É incoerente negar que todos esses feitos sejam a mistura perfeita de privilégio e talento. Sim, as Kardashians nasceram em berço de ouro, mas admita, sem aptidão elas não seriam capazes de construir um império de tamanha proporção – ainda que essa habilidade repouse na vaidade de suas ações. Do mesmo modo que Kim precisou de 4 tentativas até ser aprovada em um exame de advocacia, estar nas frentes das câmeras também pode não ser uma tarefa fácil para qualquer um. Obviamente, nada apagará a problemática em torno da riqueza abundante, das polêmicas e do poder de influência sobre o feminino.
Keeping Up with the Kardashians alavancou os membros e o próprio nome da família de maneira estrondosa e avassaladora. O programa de Televisão, inserido no contexto do extremo capitalismo estadunidense, ajudou a consolidar a marca e a vender livros de ficção e de selfies, música de natal e pirulitos, assim como as empresas de maquiagem e de cintas modeladoras. Episódio preocupante que denota a dimensão da notoriedade das protagonistas é o ataque sofrido por Kim na cidade de Paris em 2016, no qual os assaltantes elaboraram o crime após ela postar algumas de suas jóias nas redes sociais.
Atualmente longe de se desfazer, o Império Kardashian continua sendo uma peça fundamental para entender os passos da sociedade e do feminino. Há 1 ano, o reality show teve o seu término anunciado e o que seria o fim, acabou se tratando meramente de uma mudança de local. Agora exclusivamente nas plataformas de streaming, The Kardashians apresenta um olhar direcionado, em que elas estão no total controle da história como nunca antes. O ápice do reinado pode até ter passado, porém, elas continuam na boca do povo, sem dar ou receber sinais de cansaço.

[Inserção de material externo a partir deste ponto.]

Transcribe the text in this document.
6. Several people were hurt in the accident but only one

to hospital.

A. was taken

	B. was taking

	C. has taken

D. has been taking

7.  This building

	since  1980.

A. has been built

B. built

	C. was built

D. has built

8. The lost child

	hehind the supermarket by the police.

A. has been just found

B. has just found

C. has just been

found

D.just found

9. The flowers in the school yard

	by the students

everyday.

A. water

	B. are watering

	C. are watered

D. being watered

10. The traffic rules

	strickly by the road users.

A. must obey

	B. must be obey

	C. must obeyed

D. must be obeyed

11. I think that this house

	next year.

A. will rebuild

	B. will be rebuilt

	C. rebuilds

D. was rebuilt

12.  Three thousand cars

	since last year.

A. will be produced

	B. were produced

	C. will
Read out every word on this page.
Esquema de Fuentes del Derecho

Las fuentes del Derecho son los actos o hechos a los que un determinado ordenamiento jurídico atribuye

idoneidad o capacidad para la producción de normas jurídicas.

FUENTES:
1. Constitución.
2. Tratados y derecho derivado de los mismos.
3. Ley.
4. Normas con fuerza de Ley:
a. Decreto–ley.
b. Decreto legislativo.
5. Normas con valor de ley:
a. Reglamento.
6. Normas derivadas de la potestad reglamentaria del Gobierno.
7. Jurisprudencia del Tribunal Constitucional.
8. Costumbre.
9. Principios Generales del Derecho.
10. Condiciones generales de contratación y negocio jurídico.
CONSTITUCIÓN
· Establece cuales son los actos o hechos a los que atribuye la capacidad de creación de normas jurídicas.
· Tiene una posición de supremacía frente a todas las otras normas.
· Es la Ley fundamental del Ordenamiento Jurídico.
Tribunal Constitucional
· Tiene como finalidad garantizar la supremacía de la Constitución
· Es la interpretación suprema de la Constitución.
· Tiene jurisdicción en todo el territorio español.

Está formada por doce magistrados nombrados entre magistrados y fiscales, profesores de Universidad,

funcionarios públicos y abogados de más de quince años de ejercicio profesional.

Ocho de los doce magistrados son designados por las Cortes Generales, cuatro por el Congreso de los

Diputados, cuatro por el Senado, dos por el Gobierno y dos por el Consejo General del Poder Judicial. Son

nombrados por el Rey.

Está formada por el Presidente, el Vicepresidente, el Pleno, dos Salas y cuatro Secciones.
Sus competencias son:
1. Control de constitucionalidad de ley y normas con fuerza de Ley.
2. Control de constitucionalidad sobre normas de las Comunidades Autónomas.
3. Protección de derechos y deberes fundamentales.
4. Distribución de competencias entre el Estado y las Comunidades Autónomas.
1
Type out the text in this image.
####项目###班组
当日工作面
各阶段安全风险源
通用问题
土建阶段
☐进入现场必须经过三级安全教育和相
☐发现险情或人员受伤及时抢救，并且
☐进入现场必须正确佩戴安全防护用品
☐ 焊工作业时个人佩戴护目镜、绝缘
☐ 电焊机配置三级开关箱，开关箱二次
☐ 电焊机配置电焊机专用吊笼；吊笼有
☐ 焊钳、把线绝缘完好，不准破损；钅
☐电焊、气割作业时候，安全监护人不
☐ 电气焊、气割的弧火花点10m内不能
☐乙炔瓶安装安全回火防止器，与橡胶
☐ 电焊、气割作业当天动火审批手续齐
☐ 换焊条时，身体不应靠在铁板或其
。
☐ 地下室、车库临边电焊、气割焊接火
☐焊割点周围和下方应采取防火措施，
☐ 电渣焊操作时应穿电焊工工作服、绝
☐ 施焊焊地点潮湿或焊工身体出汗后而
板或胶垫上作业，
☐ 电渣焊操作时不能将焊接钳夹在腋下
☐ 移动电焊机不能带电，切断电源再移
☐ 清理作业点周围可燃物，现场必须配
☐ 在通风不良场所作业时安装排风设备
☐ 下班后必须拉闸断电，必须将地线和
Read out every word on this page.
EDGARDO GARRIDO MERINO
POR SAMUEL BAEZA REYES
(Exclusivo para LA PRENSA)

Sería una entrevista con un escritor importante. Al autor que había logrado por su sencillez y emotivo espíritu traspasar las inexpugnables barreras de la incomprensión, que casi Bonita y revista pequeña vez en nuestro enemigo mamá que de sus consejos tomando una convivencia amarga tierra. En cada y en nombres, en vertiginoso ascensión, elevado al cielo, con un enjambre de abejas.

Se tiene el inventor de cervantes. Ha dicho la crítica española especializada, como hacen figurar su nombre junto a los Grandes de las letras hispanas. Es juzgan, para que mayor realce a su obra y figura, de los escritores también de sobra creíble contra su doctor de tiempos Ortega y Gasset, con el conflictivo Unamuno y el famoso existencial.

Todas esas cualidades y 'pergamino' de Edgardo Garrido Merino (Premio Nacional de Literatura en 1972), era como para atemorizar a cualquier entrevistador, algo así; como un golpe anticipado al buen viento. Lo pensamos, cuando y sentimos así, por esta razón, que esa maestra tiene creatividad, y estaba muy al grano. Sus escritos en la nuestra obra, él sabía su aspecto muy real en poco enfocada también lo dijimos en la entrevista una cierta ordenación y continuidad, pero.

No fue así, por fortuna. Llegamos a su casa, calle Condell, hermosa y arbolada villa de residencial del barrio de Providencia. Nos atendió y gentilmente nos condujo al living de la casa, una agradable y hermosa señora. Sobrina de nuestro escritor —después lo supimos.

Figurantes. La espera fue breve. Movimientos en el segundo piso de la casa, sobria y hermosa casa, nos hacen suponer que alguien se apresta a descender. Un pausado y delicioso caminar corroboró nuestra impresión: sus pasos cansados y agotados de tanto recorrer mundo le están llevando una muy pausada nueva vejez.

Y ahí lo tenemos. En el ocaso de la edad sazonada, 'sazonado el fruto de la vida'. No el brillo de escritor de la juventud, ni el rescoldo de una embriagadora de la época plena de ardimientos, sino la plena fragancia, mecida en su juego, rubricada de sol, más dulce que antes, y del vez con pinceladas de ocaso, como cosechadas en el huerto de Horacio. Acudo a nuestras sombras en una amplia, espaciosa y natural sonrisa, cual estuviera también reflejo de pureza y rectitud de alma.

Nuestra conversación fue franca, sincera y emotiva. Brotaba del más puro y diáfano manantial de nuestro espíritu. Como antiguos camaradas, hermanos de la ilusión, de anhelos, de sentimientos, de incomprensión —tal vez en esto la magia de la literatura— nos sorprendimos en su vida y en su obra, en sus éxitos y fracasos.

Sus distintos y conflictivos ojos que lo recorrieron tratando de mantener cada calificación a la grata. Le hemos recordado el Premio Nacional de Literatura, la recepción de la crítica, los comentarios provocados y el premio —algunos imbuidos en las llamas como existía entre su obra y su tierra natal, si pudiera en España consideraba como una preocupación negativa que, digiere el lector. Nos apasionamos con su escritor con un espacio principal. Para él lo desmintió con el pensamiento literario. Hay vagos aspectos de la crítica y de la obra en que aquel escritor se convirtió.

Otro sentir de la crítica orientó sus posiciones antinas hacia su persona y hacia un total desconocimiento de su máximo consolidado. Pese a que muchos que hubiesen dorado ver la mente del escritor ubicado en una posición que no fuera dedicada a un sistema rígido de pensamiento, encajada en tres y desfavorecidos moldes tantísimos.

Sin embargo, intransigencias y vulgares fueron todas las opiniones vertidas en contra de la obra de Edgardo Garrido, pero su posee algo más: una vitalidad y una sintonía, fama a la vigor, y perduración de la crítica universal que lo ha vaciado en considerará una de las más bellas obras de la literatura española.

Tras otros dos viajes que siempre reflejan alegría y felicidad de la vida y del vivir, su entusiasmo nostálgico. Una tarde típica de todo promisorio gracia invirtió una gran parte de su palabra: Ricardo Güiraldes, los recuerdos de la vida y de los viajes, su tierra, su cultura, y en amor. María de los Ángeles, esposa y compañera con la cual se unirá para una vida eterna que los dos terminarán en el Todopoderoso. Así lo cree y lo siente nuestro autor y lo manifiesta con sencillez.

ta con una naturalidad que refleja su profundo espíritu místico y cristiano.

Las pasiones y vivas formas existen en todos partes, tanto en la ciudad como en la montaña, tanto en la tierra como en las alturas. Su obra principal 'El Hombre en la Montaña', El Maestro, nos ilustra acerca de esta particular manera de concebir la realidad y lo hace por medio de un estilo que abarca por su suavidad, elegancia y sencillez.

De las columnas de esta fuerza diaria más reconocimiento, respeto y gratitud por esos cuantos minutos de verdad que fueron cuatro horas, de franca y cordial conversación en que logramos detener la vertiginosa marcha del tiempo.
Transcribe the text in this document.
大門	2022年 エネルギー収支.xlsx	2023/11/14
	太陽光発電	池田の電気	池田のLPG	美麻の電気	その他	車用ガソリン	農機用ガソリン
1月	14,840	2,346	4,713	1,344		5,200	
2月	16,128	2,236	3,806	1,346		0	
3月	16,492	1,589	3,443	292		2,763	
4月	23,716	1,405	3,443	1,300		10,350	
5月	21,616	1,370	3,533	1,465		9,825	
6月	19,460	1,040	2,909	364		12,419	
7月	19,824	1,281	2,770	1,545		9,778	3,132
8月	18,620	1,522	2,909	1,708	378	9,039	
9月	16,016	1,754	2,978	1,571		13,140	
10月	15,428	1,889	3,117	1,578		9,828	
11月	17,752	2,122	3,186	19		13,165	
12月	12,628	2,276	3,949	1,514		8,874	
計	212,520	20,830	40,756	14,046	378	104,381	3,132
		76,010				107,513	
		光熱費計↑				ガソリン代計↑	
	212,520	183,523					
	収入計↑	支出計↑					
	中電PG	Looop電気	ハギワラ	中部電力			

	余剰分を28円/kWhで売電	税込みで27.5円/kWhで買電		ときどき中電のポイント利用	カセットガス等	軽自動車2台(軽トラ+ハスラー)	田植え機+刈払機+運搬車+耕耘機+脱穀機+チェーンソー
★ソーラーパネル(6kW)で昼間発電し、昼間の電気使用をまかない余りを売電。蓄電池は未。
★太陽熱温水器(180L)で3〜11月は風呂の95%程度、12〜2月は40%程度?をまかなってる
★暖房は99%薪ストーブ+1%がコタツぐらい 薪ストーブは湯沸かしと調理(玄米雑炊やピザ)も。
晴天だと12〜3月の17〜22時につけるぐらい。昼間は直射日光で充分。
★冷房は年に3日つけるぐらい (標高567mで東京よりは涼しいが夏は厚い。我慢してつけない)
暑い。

O programa é bom de ruim, aquele entretenimento que injeta a dose necessária de futilidade, imoralidade e caráter duvidoso no cotidiano ordinário de quem assiste. Kris, Kourtney, Kim, Khloé, Kendall e Kylie são as imperatrizes do mundo contemporâneo e o aniversário de 15 anos do começo de seu reinado traz ao debate os benefícios e malefícios encarados pela sociedade desde então. No rol das séries que retratam uma época e a imortalizam na cultura popular, Keeping Up with the Kardashians cumpre o papel de registrar a construção e expansão de um Império.